The Wasp Woman (1959) Review: Not Worth the Buzz
“A beautiful woman by day – a lusting queen wasp by night.”Synopsis: A scientist develops a youth formula for a cosmetics queen from jelly taken from queen wasps, failing to anticipate the typical horrible side effects. | Watch now on Amazon |
Calamity Brains:
Roger Corman‘s The Wasp Woman is fairly generic drive-in creature feature schlock. It has a more robust plot than a lot of its peers, but at a 63 minute run-time, there’s not a lot of time for character development or plot twists.
Refreshingly, this is a story without true villains. Everyone in this brief flick has somewhat honorable intentions, if not a lot of sense. Our mad scientist (Michael Mark) tries to take things slowly and methodically. Our heroine/anti-heroine, the titular Wasp Woman (Susan Cabot), is eager to make herself a guinea pig if it might save her sinking company. Her employees go behind her back to steal company secrets, but are motivated at least in part by a concern for their CEO’s welfare.
Of course, all of those niceties fall by the wayside when it comes to the actual production of the flick.
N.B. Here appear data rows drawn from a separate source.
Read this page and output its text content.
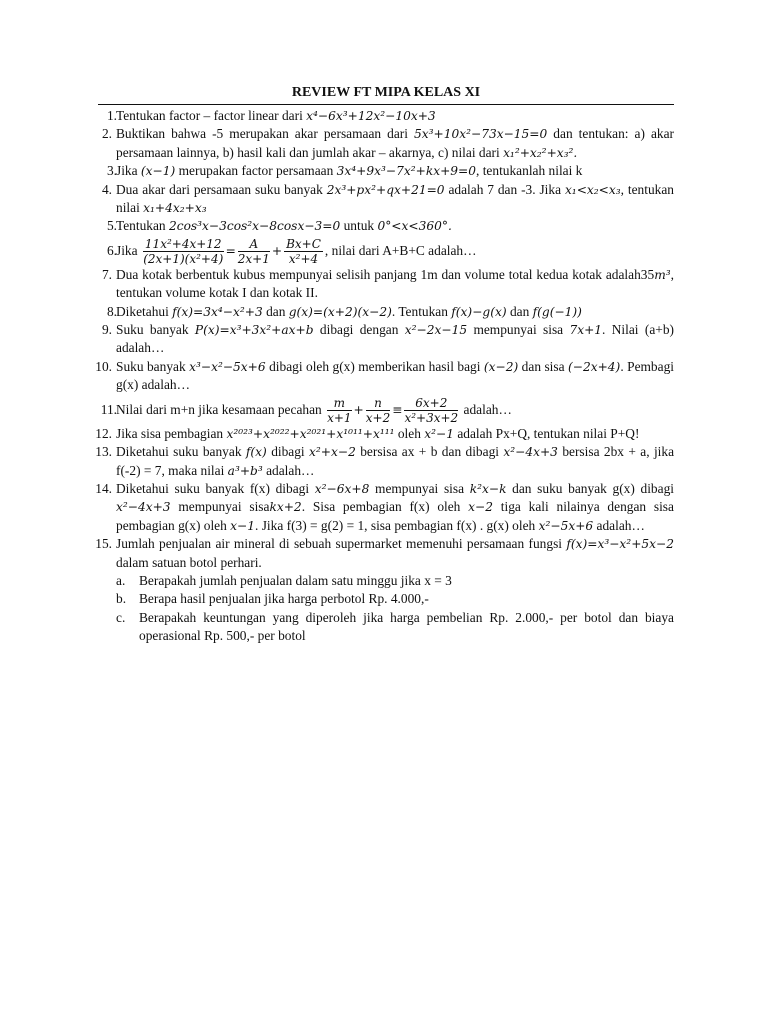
REVIEW FT MIPA KELAS XI
1. Tentukan factor – factor linear dari x⁴−6x³+12x²−10x+3
2. Buktikan bahwa -5 merupakan akar persamaan dari 5x³+10x²−73x−15=0 dan tentukan: a) akar persamaan lainnya, b) hasil kali dan jumlah akar – akarnya, c) nilai dari x₁²+x₂²+x₃².
3. Jika (x−1) merupakan factor persamaan 3x⁴+9x³−7x²+kx+9=0, tentukanlah nilai k
4. Dua akar dari persamaan suku banyak 2x³+px²+qx+21=0 adalah 7 dan -3. Jika x₁<x₂<x₃, tentukan nilai x₁+4x₂+x₃
5. Tentukan 2cos³x−3cos²x−8cosx−3=0 untuk 0°<x<360°.
6. Jika $\frac{\text{11x²+4x+12}}{\text{(2x+1)(x²+4)}} = \frac{A}{2x+1} + \frac{Bx+C}{\text{x²+4}}$ , nilai dari A+B+C adalah…
7. Dua kotak berbentuk kubus mempunyai selisih panjang 1m dan volume total kedua kotak adalah35m³, tentukan volume kotak I dan kotak II.
8. Diketahui f(x)=3x⁴−x²+3 dan g(x)=(x+2)(x−2). Tentukan f(x)−g(x) dan f(g(−1))
9. Suku banyak P(x)=x³+3x²+ax+b dibagi dengan x²−2x−15 mempunyai sisa 7x+1. Nilai (a+b) adalah…
10. Suku banyak x³−x²−5x+6 dibagi oleh g(x) memberikan hasil bagi (x−2) dan sisa (−2x+4). Pembagi g(x) adalah…
11. Nilai dari m+n jika kesamaan pecahan $\frac{m}{x+1} + \frac{n}{x+2} \equiv \frac{6x+2}{\text{x²+3x+2}}$ adalah…
12. Jika sisa pembagian x²⁰²³+x²⁰²²+x²⁰²¹+x¹⁰¹¹+x¹¹¹ oleh x²−1 adalah Px+Q, tentukan nilai P+Q!
13. Diketahui suku banyak f(x) dibagi x²+x−2 bersisa ax + b dan dibagi x²−4x+3 bersisa 2bx + a, jika f(-2) = 7, maka nilai a³+b³ adalah…
14. Diketahui suku banyak f(x) dibagi x²−6x+8 mempunyai sisa k²x−k dan suku banyak g(x) dibagi x²−4x+3 mempunyai sisakx+2. Sisa pembagian f(x) oleh x−2 tiga kali nilainya dengan sisa pembagian g(x) oleh x−1. Jika f(3) = g(2) = 1, sisa pembagian f(x) . g(x) oleh x²−5x+6 adalah…
15. Jumlah penjualan air mineral di sebuah supermarket memenuhi persamaan fungsi f(x)=x³−x²+5x−2 dalam satuan botol perhari.
a. Berapakah jumlah penjualan dalam satu minggu jika x = 3
b. Berapa hasil penjualan jika harga perbotol Rp. 4.000,-
c. Berapakah keuntungan yang diperoleh jika harga pembelian Rp. 2.000,- per botol dan biaya operasional Rp. 500,- per botol
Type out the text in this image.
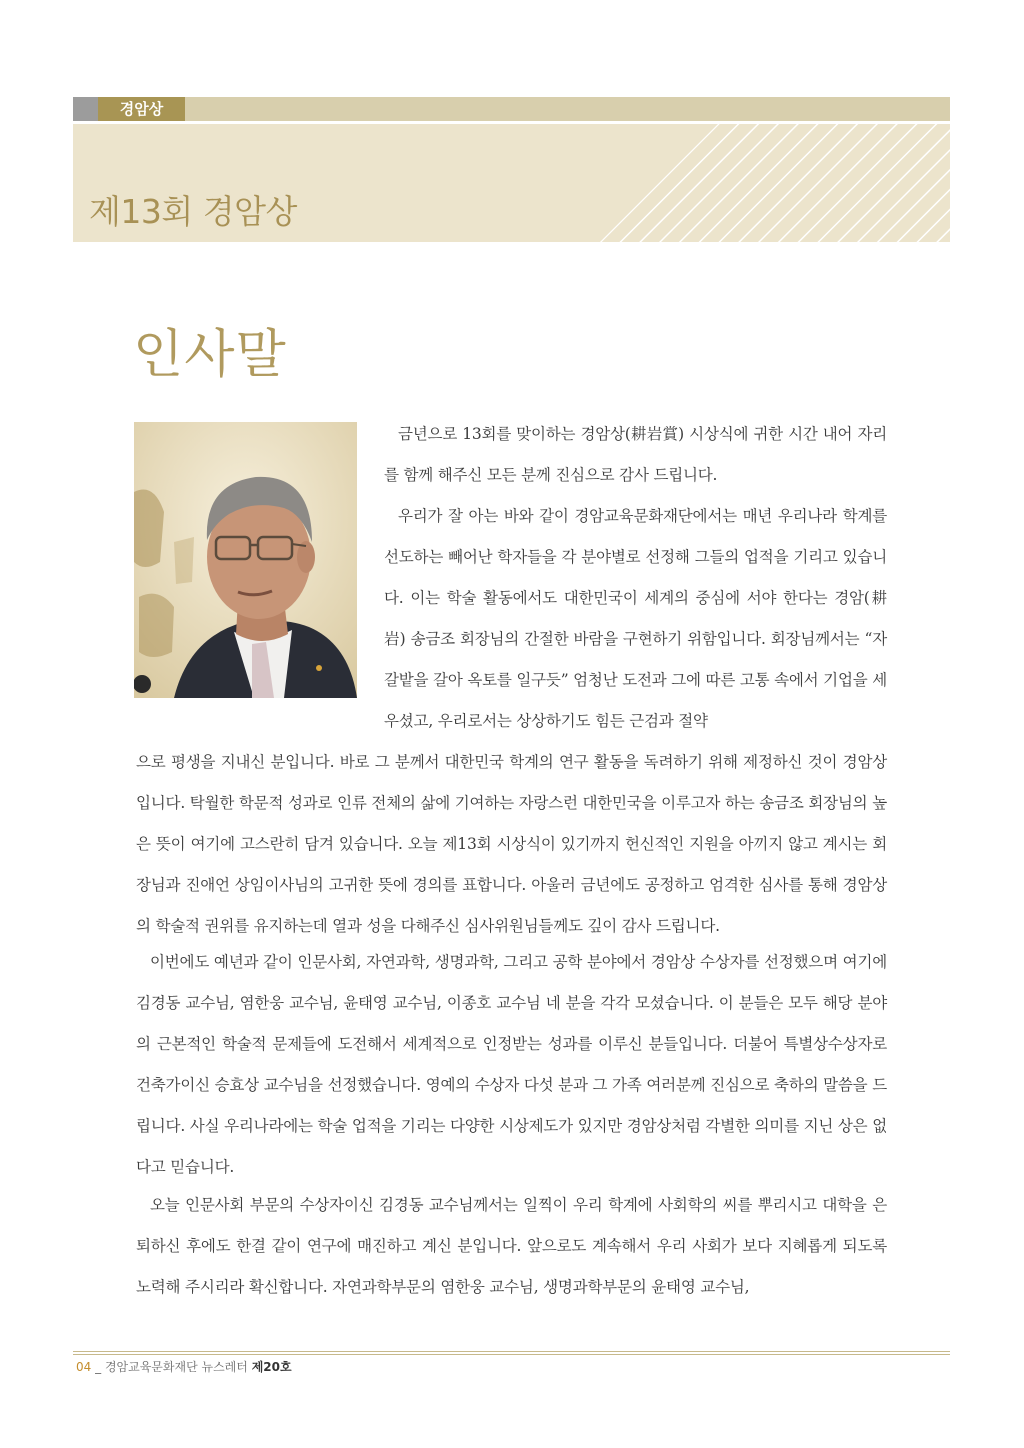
경암상
제13회 경암상
인사말

금년으로 13회를 맞이하는 경암상(耕岩賞) 시상식에 귀한 시간 내어 자리를 함께 해주신 모든 분께 진심으로 감사 드립니다.

우리가 잘 아는 바와 같이 경암교육문화재단에서는 매년 우리나라 학계를 선도하는 빼어난 학자들을 각 분야별로 선정해 그들의 업적을 기리고 있습니다. 이는 학술 활동에서도 대한민국이 세계의 중심에 서야 한다는 경암(耕岩) 송금조 회장님의 간절한 바람을 구현하기 위함입니다. 회장님께서는 “자갈밭을 갈아 옥토를 일구듯” 엄청난 도전과 그에 따른 고통 속에서 기업을 세우셨고, 우리로서는 상상하기도 힘든 근검과 절약

으로 평생을 지내신 분입니다. 바로 그 분께서 대한민국 학계의 연구 활동을 독려하기 위해 제정하신 것이 경암상입니다. 탁월한 학문적 성과로 인류 전체의 삶에 기여하는 자랑스런 대한민국을 이루고자 하는 송금조 회장님의 높은 뜻이 여기에 고스란히 담겨 있습니다. 오늘 제13회 시상식이 있기까지 헌신적인 지원을 아끼지 않고 계시는 회장님과 진애언 상임이사님의 고귀한 뜻에 경의를 표합니다. 아울러 금년에도 공정하고 엄격한 심사를 통해 경암상의 학술적 권위를 유지하는데 열과 성을 다해주신 심사위원님들께도 깊이 감사 드립니다.

이번에도 예년과 같이 인문사회, 자연과학, 생명과학, 그리고 공학 분야에서 경암상 수상자를 선정했으며 여기에 김경동 교수님, 염한웅 교수님, 윤태영 교수님, 이종호 교수님 네 분을 각각 모셨습니다. 이 분들은 모두 해당 분야의 근본적인 학술적 문제들에 도전해서 세계적으로 인정받는 성과를 이루신 분들입니다. 더불어 특별상수상자로 건축가이신 승효상 교수님을 선정했습니다. 영예의 수상자 다섯 분과 그 가족 여러분께 진심으로 축하의 말씀을 드립니다. 사실 우리나라에는 학술 업적을 기리는 다양한 시상제도가 있지만 경암상처럼 각별한 의미를 지닌 상은 없다고 믿습니다.

오늘 인문사회 부문의 수상자이신 김경동 교수님께서는 일찍이 우리 학계에 사회학의 씨를 뿌리시고 대학을 은퇴하신 후에도 한결 같이 연구에 매진하고 계신 분입니다. 앞으로도 계속해서 우리 사회가 보다 지혜롭게 되도록 노력해 주시리라 확신합니다. 자연과학부문의 염한웅 교수님, 생명과학부문의 윤태영 교수님,

04 _ 경암교육문화재단 뉴스레터 제20호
Like most Roger Corman movies, this low-budget movie has boring sets, bad lighting, and worse audio. When we finally see the Wasp Woman of the title, she’s laughably bad – clearly a woman in a rubber mask and gloves, and hardly something even the timidest of viewers could find scary.
But it’s mostly good fun. If you enjoy older creature features, this isn’t a terrible choice. There won’t be much here for the modern horror-focused viewer, but that’s not to say it has no charm. I might stop if I saw it on while flipping through channels… but I wouldn’t go out of my way to watch it again.